The following three examples illustrate how digitization is driving the work of legal departments:
1.) Due Diligence: Reading and Analysing Contracts
Particularly in due diligence procedures, when companies are up for sale, lawyers have to work through large quantities of contracts such as employment contracts, rental contracts or other agreements. Depending on the size of the company, several thousand contracts can come together and have to be examined. Often it is only a few clauses, formulations or key words that matter.
Thanks to modern technology like Legal Tech, lawyers no longer have to work their way through piles of paper and laboriously check each contract individually by printing it out and editing it with highlighters. Contracts that are available in paper form can now be digitized quickly and easily. First, the contracts are scanned. To turn the scanned contract into readable text, OCR technology, which is able to recognize text, even if the contract is only available as an image in JPEG or TIFF format, for example. The contracts, which are now available as readable PDF or Word documents, are then uploaded into so-called virtual data rooms. In these data rooms, specialist lawyers can now work together on the contracts.

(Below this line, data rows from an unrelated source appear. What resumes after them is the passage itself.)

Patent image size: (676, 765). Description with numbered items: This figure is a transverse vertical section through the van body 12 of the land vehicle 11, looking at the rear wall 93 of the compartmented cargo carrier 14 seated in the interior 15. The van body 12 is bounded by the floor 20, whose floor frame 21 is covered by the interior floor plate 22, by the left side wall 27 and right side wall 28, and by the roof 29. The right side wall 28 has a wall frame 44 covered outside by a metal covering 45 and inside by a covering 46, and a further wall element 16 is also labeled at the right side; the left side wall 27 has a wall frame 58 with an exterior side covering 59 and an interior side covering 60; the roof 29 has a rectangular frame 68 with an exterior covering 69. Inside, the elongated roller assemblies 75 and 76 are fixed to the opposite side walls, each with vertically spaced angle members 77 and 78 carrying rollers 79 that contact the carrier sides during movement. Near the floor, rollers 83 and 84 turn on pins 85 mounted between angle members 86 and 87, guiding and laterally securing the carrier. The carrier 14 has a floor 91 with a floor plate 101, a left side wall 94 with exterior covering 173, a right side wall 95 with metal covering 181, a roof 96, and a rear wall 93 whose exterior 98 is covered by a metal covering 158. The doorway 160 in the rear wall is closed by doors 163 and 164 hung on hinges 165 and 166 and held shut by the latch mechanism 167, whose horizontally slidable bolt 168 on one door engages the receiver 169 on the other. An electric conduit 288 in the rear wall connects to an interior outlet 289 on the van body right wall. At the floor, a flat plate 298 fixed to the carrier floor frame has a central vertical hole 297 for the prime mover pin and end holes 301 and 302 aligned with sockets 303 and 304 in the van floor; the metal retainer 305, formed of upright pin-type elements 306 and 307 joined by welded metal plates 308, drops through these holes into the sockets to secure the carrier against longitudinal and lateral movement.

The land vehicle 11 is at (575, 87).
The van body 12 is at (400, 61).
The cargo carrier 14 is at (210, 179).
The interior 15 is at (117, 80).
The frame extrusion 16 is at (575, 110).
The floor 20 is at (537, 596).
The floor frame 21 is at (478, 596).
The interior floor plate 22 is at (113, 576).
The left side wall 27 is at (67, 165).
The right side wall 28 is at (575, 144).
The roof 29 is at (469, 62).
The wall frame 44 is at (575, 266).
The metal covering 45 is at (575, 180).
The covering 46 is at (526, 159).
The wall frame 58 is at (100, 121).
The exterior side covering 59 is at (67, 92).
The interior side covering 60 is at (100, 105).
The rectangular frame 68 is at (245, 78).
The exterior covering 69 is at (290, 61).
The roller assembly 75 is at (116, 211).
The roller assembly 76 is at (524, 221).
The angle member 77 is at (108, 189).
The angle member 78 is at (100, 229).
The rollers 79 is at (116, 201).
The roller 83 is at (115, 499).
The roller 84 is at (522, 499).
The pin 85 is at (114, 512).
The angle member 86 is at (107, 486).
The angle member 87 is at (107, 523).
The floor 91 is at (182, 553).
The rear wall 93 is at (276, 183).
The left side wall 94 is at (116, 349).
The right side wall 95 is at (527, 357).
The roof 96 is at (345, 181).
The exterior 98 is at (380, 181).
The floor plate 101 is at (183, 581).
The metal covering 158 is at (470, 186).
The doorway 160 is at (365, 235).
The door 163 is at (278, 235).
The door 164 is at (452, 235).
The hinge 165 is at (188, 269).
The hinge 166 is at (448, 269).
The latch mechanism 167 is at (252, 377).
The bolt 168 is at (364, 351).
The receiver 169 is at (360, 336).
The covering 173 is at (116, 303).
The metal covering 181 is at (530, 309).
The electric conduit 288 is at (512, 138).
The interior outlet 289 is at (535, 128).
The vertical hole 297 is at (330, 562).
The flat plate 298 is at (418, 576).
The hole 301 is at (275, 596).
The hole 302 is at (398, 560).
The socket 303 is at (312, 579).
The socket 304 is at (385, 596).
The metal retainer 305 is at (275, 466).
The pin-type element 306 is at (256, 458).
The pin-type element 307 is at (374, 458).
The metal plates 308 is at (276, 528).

Machine learning methods help to classify the large number of contracts and assign them to specific topics. Contract analysis software such as the Contract Analyzer is able to extract the relevant clauses or key points from these contracts and list them clearly for the lawyer, specifying the source of supply. This saves the lawyer the reading of long contracts and also helps him with an initial quick analysis of show stoppers. Even when working through standard contracts, such as employment contracts, the lawyer saves an enormous amount of time because he no longer has to check each contract individually for a specific relevant clause. The software does this for him and lists the contracts and clauses clearly. Using the Contract Analyzer user interface, the lawyer can now check off the individual clauses, comment on them or forward the contract to the colleague for further review.
2.) Fraud Detection: Compliance and E-Discovery
Whether DSGVO (GDPR), Basel III or FCPA – companies must meet a wide range of compliance requirements and guidelines on data protection and data security – otherwise they face severe penalties. Here too, Legal Tech software can help to identify relevant content in contracts or documents and uncover possible weak points. The IntraFind DSGVO Monitor helps, for example, to search through e-mail, ERP, CRM or file systems for personal data, so that compliance officers, data protection officers and the associated IT service units can trace and delete them more quickly and specifically – and also respond promptly in the event of a DSGVO request for information within the four-week period.
E-discovery is about securing electronic evidence in cases of fraud or violations of the law so that it can be used in court later on. For example, corporate counsel may have to check thousands of outboxes and e-mails sent for irregularities or suspicious information. The software is able to cognitively search large amounts of e-mails of a company for certain keywords and concepts and to mark the relevant places. This gives the investigator an overview of where, for example, sensitive data has left a company, what is only possible with intelligent AI methods and goes far beyond classic word recognition in conventional systems.
Lawyers must not only work with large quantities of contracts, but also know as soon as there is a change in the law. As a rule, newsletters from legal publications and certain online portals provide information on such updates. To be informed in real time and independently of newsletter editorships, software like the Change Analyzer helps. The Change Analyzer crawls external data sources such as certain websites and searches them for changes. As soon as a law or regulation has changed, the lawyer is informed.
Conclusion: Legal Tech permeates legal departments
“The machine will replace man – there will be nothing left of many law firms.” The future will not be as gloomy. Despite technological progress, the legal profession will not die out. The extent to which digitisation has affected the legal sector is particularly evident in legal advice: If calculations for family and inheritance law can now be easily carried out using special online tools and online portals provide the necessary text modules for drawing up leases and wills.
Computer programs support the creation of contracts and also the research of information. Artificial intelligence and machine learning procedures help to classify and structure a large number of contracts and extract the relevant clauses. However, Legal Tech cannot and will never replace either legal advice or the legal profession per se. Digitisation relieves lawyers and specialist lawyers of standard tasks, such as reading long contracts, minimises risks arising from human error and ensures that relevant clauses are no longer overlooked. This benefits both the lawyers and the clients.